Reporters Without Borders said today it was "very worried" about the plight of reporter Stanley McGill, of the independent paper The News, who fled his home near Monrovia on 10 June for fear of being attacked by members of President Charles Taylor’s Anti-Terrorist Unit (ATU) personal security guard who have already targeted him several times.
"McGill has been repeatedly harassed by the ATU probably because he is a journalist," said Reporters Without Borders secretary-general Robert Ménard. "The repressive policy of President Taylor and the ATU puts journalists in an unacceptable dilemma: either they continue working at the risk of injury or even death or else they are forced to flee, as a growing number have already." He noted that violence and sometimes torture was increasingly common in Liberia.
Armed men thought to be ATU members attacked McGill and seized his radio and mobile phone in April last year. This year, on 27 May, three men in ATU uniforms followed him, threatened him with their guns, stole his personal belongings and warned they would return. ATU soldiers visited him again on 6 June, attacked him and seized his laptop computer and important papers.

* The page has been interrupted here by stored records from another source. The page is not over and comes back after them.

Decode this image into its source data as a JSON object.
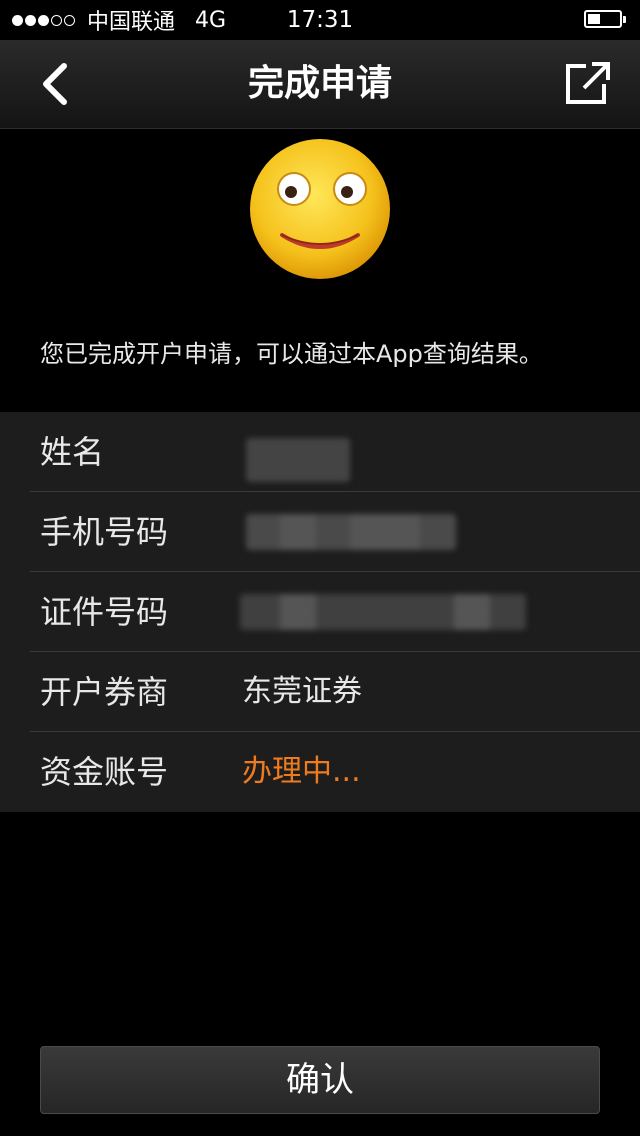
{
  "status_bar": {
    "carrier": "中国联通",
    "network": "4G",
    "time": "17:31"
  },
  "nav": {
    "title": "完成申请"
  },
  "hero": {
    "icon": "smiling-face-icon",
    "message": "您已完成开户申请，可以通过本App查询结果。"
  },
  "info": {
    "rows": [
      {
        "label": "姓名",
        "value": ""
      },
      {
        "label": "手机号码",
        "value": ""
      },
      {
        "label": "证件号码",
        "value": ""
      },
      {
        "label": "开户券商",
        "value": "东莞证券"
      },
      {
        "label": "资金账号",
        "value": "办理中..."
      }
    ]
  },
  "actions": {
    "confirm_label": "确认"
  },
  "colors": {
    "pending": "#ee7b1d",
    "background": "#000000",
    "list_background": "#1d1d1d"
  }
}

Neighbours told him the ATU men had said they would "get him at all cost." He is now in hiding.
Six FM amateur radio stations have been shut down by the government because, according Emmanuel Todo, head of the National Communication Bureau at the Ministry of Information, "the motives and scopes of operations of these stations were not clear." The Association of Amateur Radio Stations said the stations had been authorised to operate by the government.